O Dia da Visibilidade Lésbica, celebrado em 29 de agosto, foi instituído em 1996 após o primeiro Seminário Nacional de Lésbicas (Senale) e se consolidou como data de luta contra a invisibilidade e de afirmação de direitos. Nesse contexto, a moda surge como linguagem de resistência para mulheres que, ao longo das décadas, romperam padrões e transformaram o modo como suas identidades são percebidas.
Marina Lima
Com mais de 40 anos de carreira na música brasileira, Marina Lima adotou cabelo curto, alfaiataria minimalista e paleta urbana como assinatura visual.
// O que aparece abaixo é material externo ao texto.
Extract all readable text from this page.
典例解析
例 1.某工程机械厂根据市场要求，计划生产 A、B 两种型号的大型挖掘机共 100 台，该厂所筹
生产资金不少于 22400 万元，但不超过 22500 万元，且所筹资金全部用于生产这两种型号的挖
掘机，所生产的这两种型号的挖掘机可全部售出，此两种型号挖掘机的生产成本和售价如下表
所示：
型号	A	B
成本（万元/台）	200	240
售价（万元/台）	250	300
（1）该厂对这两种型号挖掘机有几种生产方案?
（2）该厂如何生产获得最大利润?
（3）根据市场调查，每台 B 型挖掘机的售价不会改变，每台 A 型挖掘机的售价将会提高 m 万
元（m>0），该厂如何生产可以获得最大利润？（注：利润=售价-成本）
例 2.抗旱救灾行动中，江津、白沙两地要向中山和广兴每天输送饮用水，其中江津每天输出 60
Ao falar abertamente sobre sua sexualidade, estabeleceu pontes entre autenticidade artística e representatividade em um cenário ainda conservador.
Chappell Roan
Kayleigh Rose Amstutz, nome civil de Chappell Roan, combina letras confessionais com estética teatral inspirada em drag e figurinos de palco. Botas de plataforma, corsets e maquiagem vibrante marcam seus shows. Revelação do Grammy 2025 e atração confirmada para o Lollapalooza Brasil 2026, a cantora reforça a força de uma nova geração pop.
Kristen Stewart
De estrela da franquia “Crepúsculo” a diretora exibida em Cannes com “A Cronologia da Água”, Kristen Stewart tornou-se embaixadora da Chanel em 2013. Alfaiataria desconstruída, cortes de cabelo ousados e a mistura de peças tradicionalmente masculinas com alta-costura definem seu estilo.
Lena Waithe
Primeira mulher negra ganhadora do Emmy de Melhor Roteiro em Série de Comédia por “Master of None”, a criadora de “The Chi” subverte dress codes de tapetes vermelhos. O terno com capa nas cores da bandeira LGBTQIA+ usado no Met Gala 2018 exemplifica sua união de streetwear e ativismo.
Jenna Lyons
À frente da J.Crew por 27 anos, Jenna Lyons reposicionou a marca ao misturar alfaiataria, jeans e lantejoulas. Camisas oversized e sapatos de impacto fazem parte de seu guarda-roupa. Em 2023, tornou-se a primeira integrante abertamente lésbica do elenco de “Real Housewives of New York City”, ampliando sua influência na cultura pop.
Jenny Shimizu
Musa do movimento “lesbian chic” dos anos 1990, Jenny Shimizu desfilou para Calvin Klein, Prada e Jean Paul Gaultier. Cabelo raspado, tatuagens e ternos minimalistas marcaram sua trajetória, que incluiu campanhas recentes, como a da Balenciaga em 2018, e relacionamentos públicos com celebridades que desafiaram tabus de gênero.
Imagem: Getty s
Gladys Bentley
Pianista e cantora de blues do período Harlem Renaissance, Gladys Bentley usava smokings, cartolas e gravatas em clubes nos anos 1920, alterando letras populares para celebrar a homossexualidade. Em meio a perseguições, antecipou a moda sem gênero que hoje ganha as passarelas.
Madge Garland
Nascida em 1898, Madge Garland foi editora de moda em revistas britânicas e a primeira diretora de moda do Royal College of Art. Viva nos círculos artísticos londrinos entre guerras, sustentava silhuetas estruturadas e alfaiataria impecável, pavimentando caminhos para mulheres em cargos de liderança no setor.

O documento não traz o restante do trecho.